Michael: Let’s get into the healthcare aspects of it. You know, some of the smiley faces and some that you’re talking about, kinda, makes me already think of, you know, some aspects there, but how are healthcare organizations then using those same kinds of ideas?
Karen: It’s a great question. And I can break this down to, I’d say, clinical versus nonclinical. And it’s surprising how much is nonclinical. So, recent areas that we’ve seen this when we’ve worked with clients are getting people to download an app. So that way, they start to engage with you digitally, or schedule appointments online. So, we work with Sutter Health to plan their patients to schedule appointments online. We send emails, creating a sense of exclusivity, and we got 4.9 times as many people to schedule appointments online. So, that’s a very, in our perspective, a nonclinical way that you can use behavioral economics to change the way the system interacts among the proper stakeholders.
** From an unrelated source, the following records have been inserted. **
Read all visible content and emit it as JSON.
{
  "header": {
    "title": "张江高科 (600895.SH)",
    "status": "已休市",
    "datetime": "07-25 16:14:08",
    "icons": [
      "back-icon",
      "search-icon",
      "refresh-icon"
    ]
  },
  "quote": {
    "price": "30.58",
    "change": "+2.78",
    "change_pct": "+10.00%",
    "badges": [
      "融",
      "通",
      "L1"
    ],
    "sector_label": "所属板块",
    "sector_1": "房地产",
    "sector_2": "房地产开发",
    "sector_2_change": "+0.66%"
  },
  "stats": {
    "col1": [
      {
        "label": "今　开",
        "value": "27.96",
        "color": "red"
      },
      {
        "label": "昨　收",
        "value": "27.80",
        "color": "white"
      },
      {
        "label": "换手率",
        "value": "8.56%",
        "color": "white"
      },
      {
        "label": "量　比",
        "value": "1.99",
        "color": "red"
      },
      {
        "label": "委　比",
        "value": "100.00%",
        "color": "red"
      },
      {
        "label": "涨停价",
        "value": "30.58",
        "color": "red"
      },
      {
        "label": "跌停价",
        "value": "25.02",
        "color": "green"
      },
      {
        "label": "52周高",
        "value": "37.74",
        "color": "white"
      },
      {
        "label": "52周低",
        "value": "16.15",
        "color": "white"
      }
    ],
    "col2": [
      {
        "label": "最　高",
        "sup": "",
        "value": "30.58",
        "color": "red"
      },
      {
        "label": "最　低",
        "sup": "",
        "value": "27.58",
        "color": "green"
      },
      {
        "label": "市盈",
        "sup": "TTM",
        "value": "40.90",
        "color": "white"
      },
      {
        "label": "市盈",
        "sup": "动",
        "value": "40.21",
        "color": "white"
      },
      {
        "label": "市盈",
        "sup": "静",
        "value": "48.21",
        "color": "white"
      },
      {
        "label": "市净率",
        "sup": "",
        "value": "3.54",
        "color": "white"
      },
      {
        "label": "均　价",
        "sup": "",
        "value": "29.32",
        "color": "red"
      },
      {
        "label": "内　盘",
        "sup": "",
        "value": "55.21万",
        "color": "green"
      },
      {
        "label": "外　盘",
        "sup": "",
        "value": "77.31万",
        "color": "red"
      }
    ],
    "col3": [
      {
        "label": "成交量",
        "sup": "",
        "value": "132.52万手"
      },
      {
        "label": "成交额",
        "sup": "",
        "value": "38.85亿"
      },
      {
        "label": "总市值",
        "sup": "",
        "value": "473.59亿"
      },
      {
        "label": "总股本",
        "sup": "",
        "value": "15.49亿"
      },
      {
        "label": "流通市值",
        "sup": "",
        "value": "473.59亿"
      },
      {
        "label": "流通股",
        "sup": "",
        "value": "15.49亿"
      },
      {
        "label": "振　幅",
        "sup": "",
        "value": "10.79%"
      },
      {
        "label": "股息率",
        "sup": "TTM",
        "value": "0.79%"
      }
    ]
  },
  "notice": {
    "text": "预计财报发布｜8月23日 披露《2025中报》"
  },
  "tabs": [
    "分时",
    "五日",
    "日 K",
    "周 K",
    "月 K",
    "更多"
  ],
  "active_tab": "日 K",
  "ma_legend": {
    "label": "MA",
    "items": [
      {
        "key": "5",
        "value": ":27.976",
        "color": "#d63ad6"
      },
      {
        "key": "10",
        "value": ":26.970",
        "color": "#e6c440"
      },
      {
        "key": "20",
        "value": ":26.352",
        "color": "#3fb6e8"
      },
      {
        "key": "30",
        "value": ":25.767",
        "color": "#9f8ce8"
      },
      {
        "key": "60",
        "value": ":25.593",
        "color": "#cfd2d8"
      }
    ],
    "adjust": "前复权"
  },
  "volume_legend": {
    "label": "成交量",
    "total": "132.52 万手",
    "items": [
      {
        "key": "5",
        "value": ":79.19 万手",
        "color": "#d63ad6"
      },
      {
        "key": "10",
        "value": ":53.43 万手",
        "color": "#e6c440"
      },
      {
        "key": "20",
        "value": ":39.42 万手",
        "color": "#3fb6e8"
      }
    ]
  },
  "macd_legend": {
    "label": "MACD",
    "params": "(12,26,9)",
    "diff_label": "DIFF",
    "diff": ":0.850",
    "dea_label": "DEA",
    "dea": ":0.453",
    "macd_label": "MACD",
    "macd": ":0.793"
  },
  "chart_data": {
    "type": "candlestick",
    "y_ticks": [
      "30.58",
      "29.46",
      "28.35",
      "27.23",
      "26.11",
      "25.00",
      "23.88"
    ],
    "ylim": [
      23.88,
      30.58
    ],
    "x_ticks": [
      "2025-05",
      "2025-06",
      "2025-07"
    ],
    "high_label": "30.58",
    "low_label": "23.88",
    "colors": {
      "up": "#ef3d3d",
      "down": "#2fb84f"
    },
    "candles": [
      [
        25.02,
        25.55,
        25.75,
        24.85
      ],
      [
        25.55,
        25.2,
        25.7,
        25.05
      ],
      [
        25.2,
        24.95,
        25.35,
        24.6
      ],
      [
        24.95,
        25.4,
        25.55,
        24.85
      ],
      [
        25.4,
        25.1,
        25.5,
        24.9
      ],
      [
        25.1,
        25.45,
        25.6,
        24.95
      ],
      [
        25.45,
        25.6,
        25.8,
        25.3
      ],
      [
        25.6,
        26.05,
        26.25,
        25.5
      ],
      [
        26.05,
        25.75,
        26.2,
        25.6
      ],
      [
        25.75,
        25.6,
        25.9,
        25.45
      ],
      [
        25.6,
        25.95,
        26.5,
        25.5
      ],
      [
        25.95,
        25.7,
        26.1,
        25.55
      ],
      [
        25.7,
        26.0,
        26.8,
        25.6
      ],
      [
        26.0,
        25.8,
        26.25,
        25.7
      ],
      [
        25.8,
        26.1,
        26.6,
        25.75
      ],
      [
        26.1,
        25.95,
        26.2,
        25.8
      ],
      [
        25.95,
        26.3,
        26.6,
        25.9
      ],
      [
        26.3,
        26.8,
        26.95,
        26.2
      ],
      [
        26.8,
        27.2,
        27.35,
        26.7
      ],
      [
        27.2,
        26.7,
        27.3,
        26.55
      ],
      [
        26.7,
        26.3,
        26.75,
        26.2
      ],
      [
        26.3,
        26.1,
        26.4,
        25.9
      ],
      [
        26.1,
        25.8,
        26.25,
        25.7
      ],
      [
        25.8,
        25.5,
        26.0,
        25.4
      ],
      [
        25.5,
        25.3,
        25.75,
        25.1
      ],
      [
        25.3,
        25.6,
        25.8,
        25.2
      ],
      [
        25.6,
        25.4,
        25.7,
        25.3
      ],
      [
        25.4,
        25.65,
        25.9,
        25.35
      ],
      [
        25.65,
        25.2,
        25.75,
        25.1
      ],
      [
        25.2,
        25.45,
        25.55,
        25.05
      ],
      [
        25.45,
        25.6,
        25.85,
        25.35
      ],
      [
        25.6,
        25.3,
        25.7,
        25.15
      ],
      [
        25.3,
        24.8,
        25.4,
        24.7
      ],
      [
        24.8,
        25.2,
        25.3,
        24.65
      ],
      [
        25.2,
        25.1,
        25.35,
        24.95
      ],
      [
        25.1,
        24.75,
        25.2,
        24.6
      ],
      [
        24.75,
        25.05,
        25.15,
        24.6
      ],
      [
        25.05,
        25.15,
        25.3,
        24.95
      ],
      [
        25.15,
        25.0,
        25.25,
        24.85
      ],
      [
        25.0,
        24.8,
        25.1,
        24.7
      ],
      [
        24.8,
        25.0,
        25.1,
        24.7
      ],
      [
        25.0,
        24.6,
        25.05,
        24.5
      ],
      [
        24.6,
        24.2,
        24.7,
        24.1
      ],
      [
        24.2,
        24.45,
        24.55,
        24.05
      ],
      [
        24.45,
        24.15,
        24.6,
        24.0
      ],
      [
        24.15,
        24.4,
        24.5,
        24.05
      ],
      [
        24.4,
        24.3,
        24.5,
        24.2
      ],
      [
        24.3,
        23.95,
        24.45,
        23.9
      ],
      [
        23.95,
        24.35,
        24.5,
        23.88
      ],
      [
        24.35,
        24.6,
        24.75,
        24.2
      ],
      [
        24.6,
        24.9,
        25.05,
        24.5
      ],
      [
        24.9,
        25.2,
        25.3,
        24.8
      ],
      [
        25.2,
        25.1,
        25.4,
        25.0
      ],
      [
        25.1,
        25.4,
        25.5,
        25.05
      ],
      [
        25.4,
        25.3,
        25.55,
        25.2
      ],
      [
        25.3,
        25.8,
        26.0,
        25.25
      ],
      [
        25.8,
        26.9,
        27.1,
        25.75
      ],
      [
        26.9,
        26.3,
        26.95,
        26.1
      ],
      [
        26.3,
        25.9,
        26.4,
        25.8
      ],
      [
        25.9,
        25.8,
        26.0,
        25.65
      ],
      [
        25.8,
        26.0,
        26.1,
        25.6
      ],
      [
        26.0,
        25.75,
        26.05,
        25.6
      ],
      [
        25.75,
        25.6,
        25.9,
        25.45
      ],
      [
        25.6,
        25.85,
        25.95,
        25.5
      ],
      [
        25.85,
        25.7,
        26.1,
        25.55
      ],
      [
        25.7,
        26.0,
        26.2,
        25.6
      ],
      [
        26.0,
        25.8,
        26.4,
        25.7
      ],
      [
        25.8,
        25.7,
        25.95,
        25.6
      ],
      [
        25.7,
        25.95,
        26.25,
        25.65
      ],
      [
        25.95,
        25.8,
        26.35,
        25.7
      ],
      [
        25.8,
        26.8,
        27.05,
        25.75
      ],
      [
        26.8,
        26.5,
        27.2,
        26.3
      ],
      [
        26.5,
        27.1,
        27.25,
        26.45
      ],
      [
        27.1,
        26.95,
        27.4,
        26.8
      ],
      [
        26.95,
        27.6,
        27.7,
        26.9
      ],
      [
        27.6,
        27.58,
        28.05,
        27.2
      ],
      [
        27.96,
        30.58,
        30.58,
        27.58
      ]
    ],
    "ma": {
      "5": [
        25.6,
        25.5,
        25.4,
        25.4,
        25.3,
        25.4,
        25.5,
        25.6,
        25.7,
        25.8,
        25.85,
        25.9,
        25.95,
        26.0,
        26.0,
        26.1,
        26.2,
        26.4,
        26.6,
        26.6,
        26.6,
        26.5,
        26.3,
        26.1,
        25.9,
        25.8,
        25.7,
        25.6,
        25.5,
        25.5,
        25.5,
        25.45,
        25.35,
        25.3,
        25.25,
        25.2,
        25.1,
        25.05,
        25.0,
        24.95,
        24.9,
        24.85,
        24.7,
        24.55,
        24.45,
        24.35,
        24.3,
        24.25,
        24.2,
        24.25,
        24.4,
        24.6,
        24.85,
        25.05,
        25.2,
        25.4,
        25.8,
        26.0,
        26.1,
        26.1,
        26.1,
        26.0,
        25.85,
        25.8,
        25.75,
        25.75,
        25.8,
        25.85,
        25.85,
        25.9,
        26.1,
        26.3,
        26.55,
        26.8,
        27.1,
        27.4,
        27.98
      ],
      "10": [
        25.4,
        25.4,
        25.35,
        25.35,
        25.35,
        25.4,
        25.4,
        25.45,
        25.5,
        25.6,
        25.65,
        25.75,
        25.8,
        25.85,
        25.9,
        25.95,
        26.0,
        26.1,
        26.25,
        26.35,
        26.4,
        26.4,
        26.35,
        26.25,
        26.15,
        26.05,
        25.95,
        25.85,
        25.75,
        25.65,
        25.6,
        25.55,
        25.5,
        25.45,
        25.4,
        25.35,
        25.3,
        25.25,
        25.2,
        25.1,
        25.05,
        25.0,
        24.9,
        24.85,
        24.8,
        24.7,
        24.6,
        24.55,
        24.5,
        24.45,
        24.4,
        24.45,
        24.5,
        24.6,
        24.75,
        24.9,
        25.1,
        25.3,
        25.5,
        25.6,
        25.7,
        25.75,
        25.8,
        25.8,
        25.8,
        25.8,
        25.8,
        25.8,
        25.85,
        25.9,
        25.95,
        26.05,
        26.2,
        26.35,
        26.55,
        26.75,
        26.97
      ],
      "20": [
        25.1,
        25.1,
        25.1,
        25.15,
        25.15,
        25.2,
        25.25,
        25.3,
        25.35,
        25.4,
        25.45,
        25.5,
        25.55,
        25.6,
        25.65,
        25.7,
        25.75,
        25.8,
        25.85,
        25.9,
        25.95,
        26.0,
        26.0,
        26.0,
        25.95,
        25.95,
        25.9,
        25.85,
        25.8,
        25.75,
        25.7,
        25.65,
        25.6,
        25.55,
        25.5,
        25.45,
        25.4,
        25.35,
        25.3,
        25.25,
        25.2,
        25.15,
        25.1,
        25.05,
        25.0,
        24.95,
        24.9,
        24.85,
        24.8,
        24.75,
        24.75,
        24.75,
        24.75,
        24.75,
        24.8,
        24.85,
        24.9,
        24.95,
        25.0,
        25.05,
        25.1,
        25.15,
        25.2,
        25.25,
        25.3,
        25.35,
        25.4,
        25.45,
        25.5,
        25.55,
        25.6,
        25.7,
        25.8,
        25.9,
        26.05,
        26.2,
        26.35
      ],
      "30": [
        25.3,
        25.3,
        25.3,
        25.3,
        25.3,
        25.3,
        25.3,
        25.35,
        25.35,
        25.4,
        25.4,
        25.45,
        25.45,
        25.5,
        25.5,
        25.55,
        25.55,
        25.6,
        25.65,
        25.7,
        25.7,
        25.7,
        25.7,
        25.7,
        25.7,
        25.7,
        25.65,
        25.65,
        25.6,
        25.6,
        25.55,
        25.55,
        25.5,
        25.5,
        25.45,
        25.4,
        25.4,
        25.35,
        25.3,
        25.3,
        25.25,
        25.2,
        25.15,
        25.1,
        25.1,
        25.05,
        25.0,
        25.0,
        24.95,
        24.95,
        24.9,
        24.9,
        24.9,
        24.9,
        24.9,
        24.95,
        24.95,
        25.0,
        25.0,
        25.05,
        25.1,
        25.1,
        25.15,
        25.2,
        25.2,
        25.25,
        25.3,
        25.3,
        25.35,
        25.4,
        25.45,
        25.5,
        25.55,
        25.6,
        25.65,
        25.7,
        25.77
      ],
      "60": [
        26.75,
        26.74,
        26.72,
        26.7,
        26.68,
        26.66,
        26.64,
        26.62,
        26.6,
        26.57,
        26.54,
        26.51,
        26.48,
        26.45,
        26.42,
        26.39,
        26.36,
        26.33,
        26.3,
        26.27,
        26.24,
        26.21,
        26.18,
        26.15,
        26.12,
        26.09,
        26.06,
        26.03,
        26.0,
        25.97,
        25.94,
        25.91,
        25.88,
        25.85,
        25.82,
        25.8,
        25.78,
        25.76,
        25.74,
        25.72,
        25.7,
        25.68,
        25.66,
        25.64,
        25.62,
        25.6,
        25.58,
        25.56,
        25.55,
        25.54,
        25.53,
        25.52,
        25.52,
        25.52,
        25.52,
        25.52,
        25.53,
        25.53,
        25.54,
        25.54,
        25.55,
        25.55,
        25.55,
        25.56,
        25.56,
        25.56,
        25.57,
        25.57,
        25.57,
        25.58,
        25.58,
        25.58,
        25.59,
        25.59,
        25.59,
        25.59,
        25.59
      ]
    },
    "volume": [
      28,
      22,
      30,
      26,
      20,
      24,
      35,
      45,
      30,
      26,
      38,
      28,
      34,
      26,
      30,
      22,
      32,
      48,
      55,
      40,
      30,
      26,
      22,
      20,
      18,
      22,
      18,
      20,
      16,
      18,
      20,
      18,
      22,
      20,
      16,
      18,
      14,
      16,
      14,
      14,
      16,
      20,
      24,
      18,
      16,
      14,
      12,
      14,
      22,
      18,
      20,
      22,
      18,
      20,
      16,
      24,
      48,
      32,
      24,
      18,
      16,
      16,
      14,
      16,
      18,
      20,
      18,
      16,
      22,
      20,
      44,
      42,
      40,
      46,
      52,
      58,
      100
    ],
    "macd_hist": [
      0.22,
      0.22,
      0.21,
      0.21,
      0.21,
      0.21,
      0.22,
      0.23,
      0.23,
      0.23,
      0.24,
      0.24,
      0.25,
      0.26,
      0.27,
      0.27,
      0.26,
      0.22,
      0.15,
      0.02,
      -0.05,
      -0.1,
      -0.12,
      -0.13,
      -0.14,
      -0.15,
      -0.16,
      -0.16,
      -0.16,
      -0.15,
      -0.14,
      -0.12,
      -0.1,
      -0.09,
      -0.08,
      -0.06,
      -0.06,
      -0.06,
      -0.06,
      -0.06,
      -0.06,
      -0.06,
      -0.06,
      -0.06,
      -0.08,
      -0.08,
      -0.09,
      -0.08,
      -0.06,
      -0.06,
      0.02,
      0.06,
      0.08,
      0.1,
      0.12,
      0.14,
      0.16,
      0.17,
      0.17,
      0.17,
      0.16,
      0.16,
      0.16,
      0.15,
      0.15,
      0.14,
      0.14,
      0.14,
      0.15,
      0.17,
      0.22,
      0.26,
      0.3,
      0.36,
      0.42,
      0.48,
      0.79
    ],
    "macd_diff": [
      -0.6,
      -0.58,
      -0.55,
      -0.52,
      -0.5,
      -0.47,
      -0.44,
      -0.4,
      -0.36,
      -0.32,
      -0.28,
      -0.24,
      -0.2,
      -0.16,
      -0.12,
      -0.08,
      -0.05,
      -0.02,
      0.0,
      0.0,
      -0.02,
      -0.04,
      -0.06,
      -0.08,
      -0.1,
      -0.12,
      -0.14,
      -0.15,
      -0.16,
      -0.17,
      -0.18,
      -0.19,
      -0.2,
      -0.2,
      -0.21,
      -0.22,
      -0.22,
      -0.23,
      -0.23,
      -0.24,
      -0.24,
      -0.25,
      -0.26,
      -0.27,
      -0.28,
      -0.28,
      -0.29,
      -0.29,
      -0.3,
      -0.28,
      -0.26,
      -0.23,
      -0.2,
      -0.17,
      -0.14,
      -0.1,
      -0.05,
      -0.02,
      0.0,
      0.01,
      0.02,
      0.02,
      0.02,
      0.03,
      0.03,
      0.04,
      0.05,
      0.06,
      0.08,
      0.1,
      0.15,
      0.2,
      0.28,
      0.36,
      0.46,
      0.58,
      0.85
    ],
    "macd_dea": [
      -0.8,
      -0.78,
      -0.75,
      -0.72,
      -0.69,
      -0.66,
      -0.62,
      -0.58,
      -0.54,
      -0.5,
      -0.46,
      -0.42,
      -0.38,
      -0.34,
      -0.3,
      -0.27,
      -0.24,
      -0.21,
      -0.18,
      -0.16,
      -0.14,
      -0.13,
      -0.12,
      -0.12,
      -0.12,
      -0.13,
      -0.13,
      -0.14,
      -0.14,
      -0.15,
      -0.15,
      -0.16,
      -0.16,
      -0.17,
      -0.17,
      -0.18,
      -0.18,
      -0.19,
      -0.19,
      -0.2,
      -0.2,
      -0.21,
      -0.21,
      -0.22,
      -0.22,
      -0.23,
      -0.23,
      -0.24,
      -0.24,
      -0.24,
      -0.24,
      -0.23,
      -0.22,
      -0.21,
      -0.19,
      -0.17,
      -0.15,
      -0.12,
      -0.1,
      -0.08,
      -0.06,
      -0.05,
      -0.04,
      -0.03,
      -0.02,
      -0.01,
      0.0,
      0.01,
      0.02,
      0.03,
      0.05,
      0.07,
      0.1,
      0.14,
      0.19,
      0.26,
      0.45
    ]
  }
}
In a clinical sense, it’s also subtle. We can get more people into condition management programs by reframing the program, creating a sense of loss and exclusivity, and when Blue Cross Blue Shield of Louisiana doubled the rate at which people enrolled in condition management program, or tobacco cessation, or weight loss programs. If you use certain forms of gamification, you’ve effectively tripled the rate at which people complete those programs. So, when you create quick wins, you create scarcity, you create leaderboards, you create all of this that… If you’re a gamer, I’m not, but if you’re a gamer, you’re gonna see all of that in your game. So, why not bring that into healthcare programs?
Michael: Absolutely.
Scott: Yeah. I was thinking a little bit about what you were talking about, about just trying to utilize some of a little bit of gaming theory, a little bit of behavioral economics. How does that work with smaller practices? We work with a lot of practices. When I define small practices, I say is essentially 5 or even 10 or under. How are some takeaways that you can talk to some of our current people that are listening, you know, how they can use that?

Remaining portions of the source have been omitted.